I agree that social media is a net negative, but want to also point out that before social media it was the mainstream press and TV have been shaping society for decades. Things like buying a used car from Nixon or fighting in Vietnam etc are all mainstream press impact.


I like to think that contrary to this modern idea of media bias that the “mainstream” media as you label it has been a net benefit to society. Journalists used to challenge authority in democracies and bring out truth. It’s a lot more difficult now due to social media polluting the information space.


All together, everyone!

https://www.youtube.com/watch?v=ZggCipbiHwE

"This sharing of biased and false news has become all too common on social media"

... say the local TV presenters parroting an identical script from the Sinclair Broadcast Group, which owns or operates 193 TV stations in the USA, covering 40% of US households

You'd be mad to think that consolidated control of information, the endgame of "mainstream" media, is of benefit to society.

"Mainstream" media is financed either directly by very rich individuals, who then use their control of the thing they own (even just by controlling its hiring policies, to give like-minded people a voice) to spam their own agenda on the populace, or a generic money-making enterprise that then deals with less-affluent people who want to spam the populace (advertisers).


And who owns every social media platform, if not a few very rich individuals?


Touche. But you miss that not all social media (e.g. blogs and forums, instant messaging) are "social media platforms".

Also, the trick doesn't work with social media platforms in the same way. Rupert Murdoch bought Myspace, where is it now? He didn't get the same control and power he got when he bought The Times and The Sun and could tell the staff who wrote the content what to say to their passive readers.


The world is not America.


Do you think this doesn't happen in other countries?

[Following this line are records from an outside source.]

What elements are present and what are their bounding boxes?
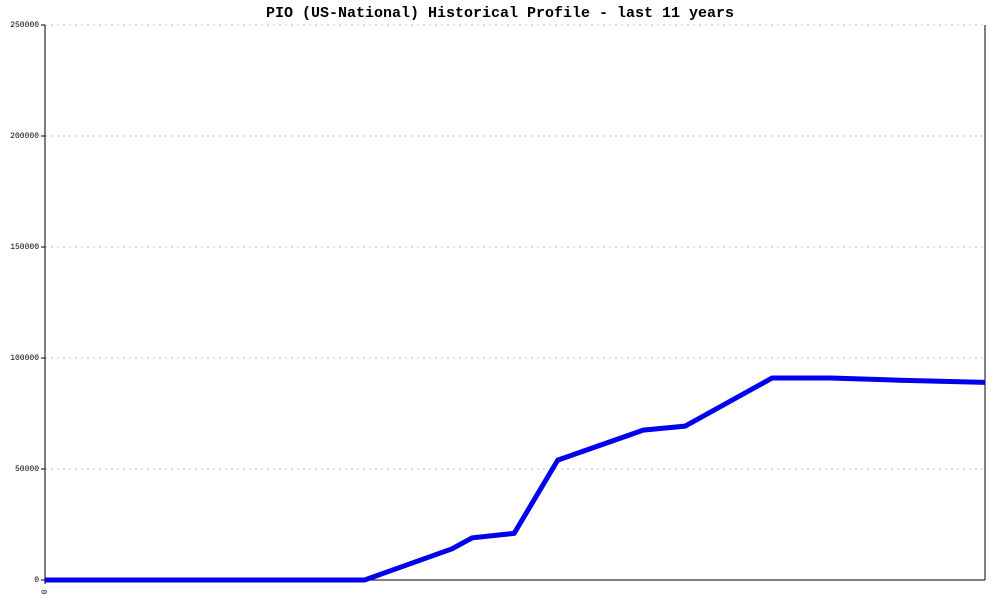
y-tick-label: 150000 xyxy=(10,243,39,252)
chart-title: PIO (US-National) Historical Profile - l… xyxy=(266,5,734,22)
x-tick-label: 0 xyxy=(41,589,50,594)
y-tick-label: 0 xyxy=(34,576,39,585)
y-tick-label: 100000 xyxy=(10,354,39,363)
y-tick-label: 50000 xyxy=(15,465,39,474)
y-tick-label: 250000 xyxy=(10,21,39,30)
y-tick-label: 200000 xyxy=(10,132,39,141)
data-line xyxy=(45,375,986,583)
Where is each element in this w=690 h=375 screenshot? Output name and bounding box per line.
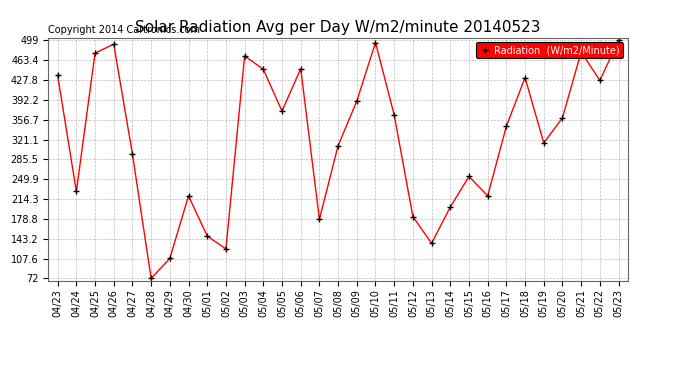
Legend: Radiation  (W/m2/Minute): Radiation (W/m2/Minute) [476, 42, 623, 58]
Text: Copyright 2014 Cartronics.com: Copyright 2014 Cartronics.com [48, 25, 200, 35]
Title: Solar Radiation Avg per Day W/m2/minute 20140523: Solar Radiation Avg per Day W/m2/minute … [135, 20, 541, 35]
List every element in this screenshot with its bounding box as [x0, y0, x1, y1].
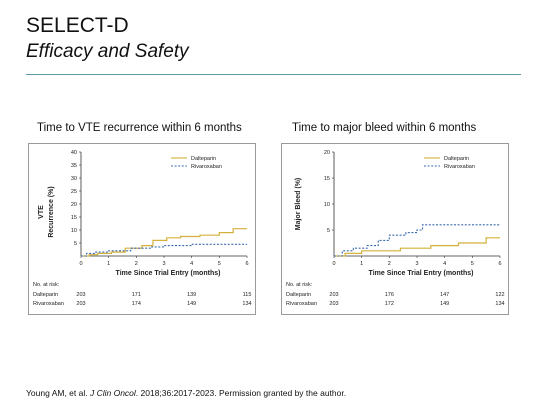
y-axis-label-line2: Recurrence (%)	[48, 186, 55, 237]
x-tick-label: 0	[332, 261, 335, 267]
x-tick-label: 2	[388, 261, 391, 267]
x-tick-label: 3	[415, 261, 418, 267]
x-axis-label: Time Since Trial Entry (months)	[369, 270, 474, 277]
risk-table-cell: 134	[242, 301, 251, 307]
x-tick-label: 5	[218, 261, 221, 267]
risk-table-cell: 139	[187, 292, 196, 298]
bleed-chart-panel: 5 10 15 20 0 1 2 3 4 5 6 Time Since Trial Entry (mo…	[281, 143, 509, 315]
x-tick-label: 4	[443, 261, 446, 267]
slide-subtitle: Efficacy and Safety	[26, 41, 189, 62]
y-tick-label: 30	[71, 176, 77, 182]
risk-table-row-label: Rivaroxaban	[286, 301, 317, 307]
series-line-dalteparin	[334, 237, 500, 257]
risk-table-cell: 134	[495, 301, 504, 307]
x-tick-label: 2	[135, 261, 138, 267]
y-tick-label: 15	[71, 215, 77, 221]
risk-table-row-label: Rivaroxaban	[33, 301, 64, 307]
risk-table-cell: 203	[76, 301, 85, 307]
y-axis-label: Major Bleed (%)	[295, 178, 302, 231]
risk-table-header: No. at risk:	[286, 282, 313, 288]
y-tick-label: 35	[71, 163, 77, 169]
y-tick-label: 40	[71, 150, 77, 156]
x-tick-label: 0	[79, 261, 82, 267]
risk-table-cell: 149	[187, 301, 196, 307]
chart-title-vte: Time to VTE recurrence within 6 months	[37, 122, 242, 134]
chart-title-bleed: Time to major bleed within 6 months	[292, 122, 477, 134]
y-tick-label: 5	[327, 228, 330, 234]
bleed-chart: 5 10 15 20 0 1 2 3 4 5 6 Time Since Trial Entry (mo…	[286, 150, 505, 307]
legend-label-rivaroxaban: Rivaroxaban	[444, 164, 475, 170]
legend-label-dalteparin: Dalteparin	[191, 156, 216, 162]
x-tick-label: 6	[498, 261, 501, 267]
risk-table-cell: 115	[243, 292, 252, 298]
risk-table-row-label: Dalteparin	[33, 292, 58, 298]
x-tick-label: 3	[162, 261, 165, 267]
y-tick-label: 10	[324, 202, 330, 208]
legend-label-rivaroxaban: Rivaroxaban	[191, 164, 222, 170]
y-tick-label: 20	[324, 150, 330, 156]
x-tick-label: 5	[471, 261, 474, 267]
y-axis-label-line1: VTE	[38, 205, 45, 219]
risk-table-cell: 171	[132, 292, 141, 298]
slide-title: SELECT-D	[26, 14, 129, 37]
citation-journal: J Clin Oncol	[89, 388, 136, 398]
risk-table-cell: 203	[329, 301, 338, 307]
y-tick-label: 20	[71, 202, 77, 208]
risk-table-cell: 172	[385, 301, 394, 307]
vte-chart-panel: 5 10 15 20 25 30 35 40 0 1 2 3 4 5 6 Time Since Trial E…	[28, 143, 256, 315]
citation: Young AM, et al. J Clin Oncol. 2018;36:2…	[26, 388, 346, 398]
risk-table-cell: 149	[440, 301, 449, 307]
series-line-rivaroxaban	[334, 224, 500, 257]
series-line-dalteparin	[81, 228, 247, 257]
y-tick-label: 10	[71, 228, 77, 234]
risk-table-cell: 122	[495, 292, 504, 298]
x-tick-label: 1	[360, 261, 363, 267]
risk-table-cell: 147	[440, 292, 449, 298]
x-tick-label: 6	[245, 261, 248, 267]
vte-chart: 5 10 15 20 25 30 35 40 0 1 2 3 4 5 6 Time Since Trial E…	[33, 150, 252, 307]
risk-table-cell: 203	[329, 292, 338, 298]
series-line-rivaroxaban	[81, 243, 247, 257]
x-axis-label: Time Since Trial Entry (months)	[116, 270, 221, 277]
y-tick-label: 25	[71, 189, 77, 195]
x-tick-label: 1	[107, 261, 110, 267]
risk-table-row-label: Dalteparin	[286, 292, 311, 298]
risk-table-header: No. at risk:	[33, 282, 60, 288]
y-tick-label: 15	[324, 176, 330, 182]
risk-table-cell: 174	[132, 301, 141, 307]
citation-authors: Young AM, et al.	[26, 388, 90, 398]
risk-table-cell: 176	[385, 292, 394, 298]
citation-details: . 2018;36:2017-2023. Permission granted …	[135, 388, 347, 398]
y-tick-label: 5	[74, 241, 77, 247]
risk-table-cell: 203	[76, 292, 85, 298]
title-divider	[26, 74, 521, 75]
legend-label-dalteparin: Dalteparin	[444, 156, 469, 162]
x-tick-label: 4	[190, 261, 193, 267]
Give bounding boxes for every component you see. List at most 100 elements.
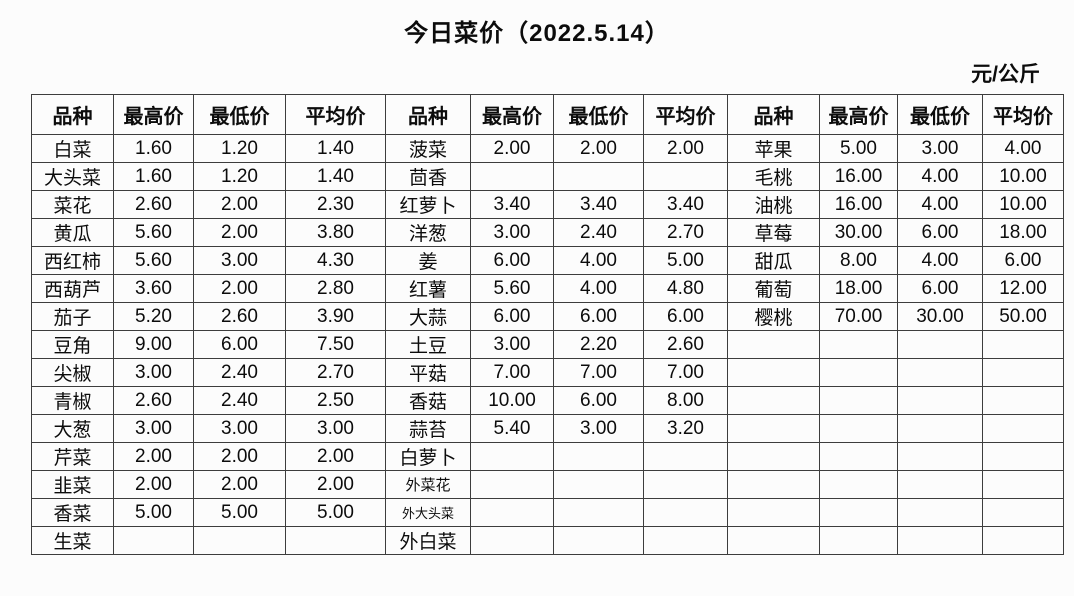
price-cell (897, 442, 983, 471)
price-cell: 2.00 (643, 134, 728, 163)
item-name-cell: 姜 (385, 246, 471, 275)
price-cell: 3.00 (285, 414, 386, 443)
col-header-variety: 品种 (727, 94, 820, 135)
price-cell: 4.30 (285, 246, 386, 275)
price-cell: 7.00 (470, 358, 554, 387)
price-cell: 6.00 (553, 302, 644, 331)
price-cell (819, 526, 898, 555)
table-row: 尖椒 3.00 2.40 2.70 平菇 7.00 7.00 7.00 (31, 358, 1064, 387)
price-cell: 3.80 (285, 218, 386, 247)
item-name-cell: 大头菜 (31, 162, 114, 191)
item-name-cell: 樱桃 (727, 302, 820, 331)
price-cell: 2.00 (193, 218, 286, 247)
price-cell: 3.00 (113, 414, 194, 443)
price-table-body: 白菜 1.60 1.20 1.40 菠菜 2.00 2.00 2.00 苹果 5.00 3.00 4.… (31, 134, 1064, 555)
price-cell: 2.00 (285, 470, 386, 499)
price-cell: 3.00 (470, 330, 554, 359)
price-cell (897, 470, 983, 499)
col-header-avg-price: 平均价 (982, 94, 1064, 135)
item-name-cell: 西红柿 (31, 246, 114, 275)
price-cell: 50.00 (982, 302, 1064, 331)
item-name-cell (727, 386, 820, 415)
table-row: 大头菜 1.60 1.20 1.40 茴香 毛桃 16.00 4.00 10.00 (31, 162, 1064, 191)
item-name-cell: 青椒 (31, 386, 114, 415)
price-cell: 1.20 (193, 134, 286, 163)
price-cell (819, 358, 898, 387)
price-cell (470, 162, 554, 191)
price-cell: 6.00 (193, 330, 286, 359)
price-cell: 2.00 (113, 470, 194, 499)
price-cell: 18.00 (819, 274, 898, 303)
price-cell (819, 442, 898, 471)
price-cell (982, 330, 1064, 359)
price-cell: 3.00 (470, 218, 554, 247)
price-cell (643, 162, 728, 191)
price-cell (643, 442, 728, 471)
price-cell: 2.00 (193, 274, 286, 303)
price-cell: 8.00 (819, 246, 898, 275)
table-row: 白菜 1.60 1.20 1.40 菠菜 2.00 2.00 2.00 苹果 5.00 3.00 4.… (31, 134, 1064, 163)
price-cell: 2.60 (113, 386, 194, 415)
price-cell: 7.50 (285, 330, 386, 359)
col-header-min-price: 最低价 (193, 94, 286, 135)
price-cell: 5.00 (285, 498, 386, 527)
price-cell: 6.00 (553, 386, 644, 415)
item-name-cell: 豆角 (31, 330, 114, 359)
price-cell (553, 526, 644, 555)
price-cell: 6.00 (897, 274, 983, 303)
item-name-cell (727, 442, 820, 471)
price-cell: 18.00 (982, 218, 1064, 247)
price-cell: 6.00 (470, 302, 554, 331)
item-name-cell: 葡萄 (727, 274, 820, 303)
price-cell: 2.50 (285, 386, 386, 415)
price-cell: 2.40 (193, 358, 286, 387)
price-cell (470, 498, 554, 527)
item-name-cell: 香菇 (385, 386, 471, 415)
table-row: 西红柿 5.60 3.00 4.30 姜 6.00 4.00 5.00 甜瓜 8.00 4.00 6.… (31, 246, 1064, 275)
price-cell: 6.00 (982, 246, 1064, 275)
price-cell: 3.40 (553, 190, 644, 219)
price-cell (982, 386, 1064, 415)
price-cell (897, 330, 983, 359)
price-cell: 6.00 (897, 218, 983, 247)
table-row: 韭菜 2.00 2.00 2.00 外菜花 (31, 470, 1064, 499)
price-cell: 7.00 (553, 358, 644, 387)
price-cell: 5.00 (193, 498, 286, 527)
col-header-min-price: 最低价 (897, 94, 983, 135)
item-name-cell: 红萝卜 (385, 190, 471, 219)
price-cell: 2.00 (553, 134, 644, 163)
item-name-cell: 毛桃 (727, 162, 820, 191)
price-cell: 4.00 (553, 274, 644, 303)
price-cell (897, 498, 983, 527)
price-cell (897, 358, 983, 387)
price-cell: 1.40 (285, 134, 386, 163)
price-cell: 30.00 (897, 302, 983, 331)
price-cell: 2.00 (470, 134, 554, 163)
table-row: 黄瓜 5.60 2.00 3.80 洋葱 3.00 2.40 2.70 草莓 30.00 6.00 1… (31, 218, 1064, 247)
table-row: 西葫芦 3.60 2.00 2.80 红薯 5.60 4.00 4.80 葡萄 18.00 6.00… (31, 274, 1064, 303)
item-name-cell: 生菜 (31, 526, 114, 555)
price-cell: 2.30 (285, 190, 386, 219)
price-cell: 2.00 (285, 442, 386, 471)
price-cell: 3.00 (897, 134, 983, 163)
price-cell: 70.00 (819, 302, 898, 331)
item-name-cell: 西葫芦 (31, 274, 114, 303)
price-table: 品种 最高价 最低价 平均价 品种 最高价 最低价 平均价 品种 最高价 最低价… (31, 94, 1064, 555)
item-name-cell: 茄子 (31, 302, 114, 331)
price-cell: 8.00 (643, 386, 728, 415)
price-cell: 5.00 (113, 498, 194, 527)
price-cell: 6.00 (643, 302, 728, 331)
price-cell (470, 442, 554, 471)
item-name-cell: 草莓 (727, 218, 820, 247)
price-cell (113, 526, 194, 555)
price-cell: 6.00 (470, 246, 554, 275)
price-cell (819, 470, 898, 499)
price-cell: 7.00 (643, 358, 728, 387)
item-name-cell: 外菜花 (385, 470, 471, 499)
price-cell (982, 526, 1064, 555)
price-cell (193, 526, 286, 555)
price-cell: 5.60 (113, 246, 194, 275)
price-cell: 2.70 (643, 218, 728, 247)
table-row: 茄子 5.20 2.60 3.90 大蒜 6.00 6.00 6.00 樱桃 70.00 30.00… (31, 302, 1064, 331)
table-row: 芹菜 2.00 2.00 2.00 白萝卜 (31, 442, 1064, 471)
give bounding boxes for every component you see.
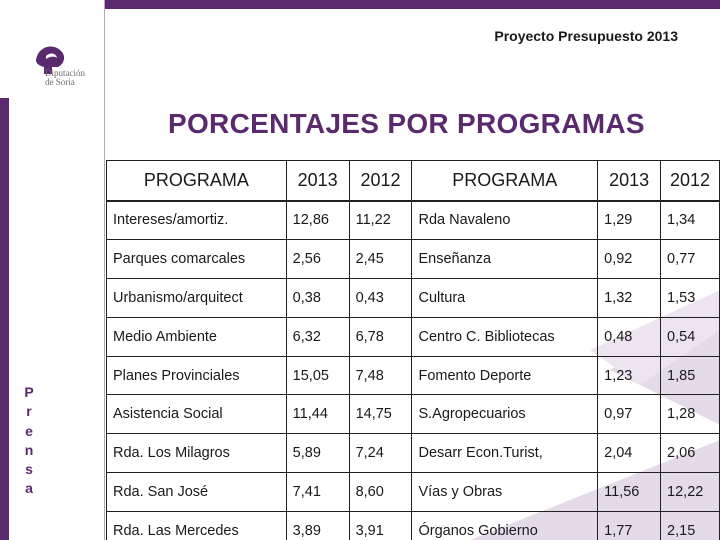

Just to give an example from the UK of "state" media, the nominally independent BBC has to answer to a board, and to the regulator Ofcom. But in 2021, Boris Johnson installed Richard Sharp (Tory pary donor, Rishi Sunak's old boss) as the head of the board, and Robbie Gibb (Theresa May's head of communication) as a member, and attempted to rig the selection of the head of Ofcom, even though he's not legally allowed to do that. He still tried it. He "let it be known" he wanted Paul Dacre (former Daily Mail editor) be head of Ofcom. https://www.prospectmagazine.co.uk/politics/63982/boris-john...

They are all at it, to try and control public opinion and gatekeep what is seen and not seen.


Sure, but on the whole I'd argue outside of tabloids there are still real journalists doing real journalism and trying their best to hold people to account.


The thing is, the internet was supposed to democratise, but it's ended up centralising (and therefore distorting) discourse

A good example is publishing: until relatively recently, books were how most knowledge was distributed, and publishers were able to gatekeep it

Back in the 1990s, one of the promises of the internet, was that it could break this stranglehold. The argument was that instead of 10-ish major publishers, we could have ten billion

What we've ended up with is 5 or so major platforms. Their algorithms now distort, not only the distribution of information, but the production of knowledge itself (click chasing)

An argument I'm sympathetic to, is that the internet hasn't just been a neutral medium, but has actually accelerated this centralisation

The other aspect is the shrinking role of non commercial institutions, like public sector broadcasters, universities, scientific orgs. These entities had their own biases and groupthink. But they added diversity to the media landscape and helped set useful norms


I've always noticed and wondered, so I guess it's easy to overlook but it's there.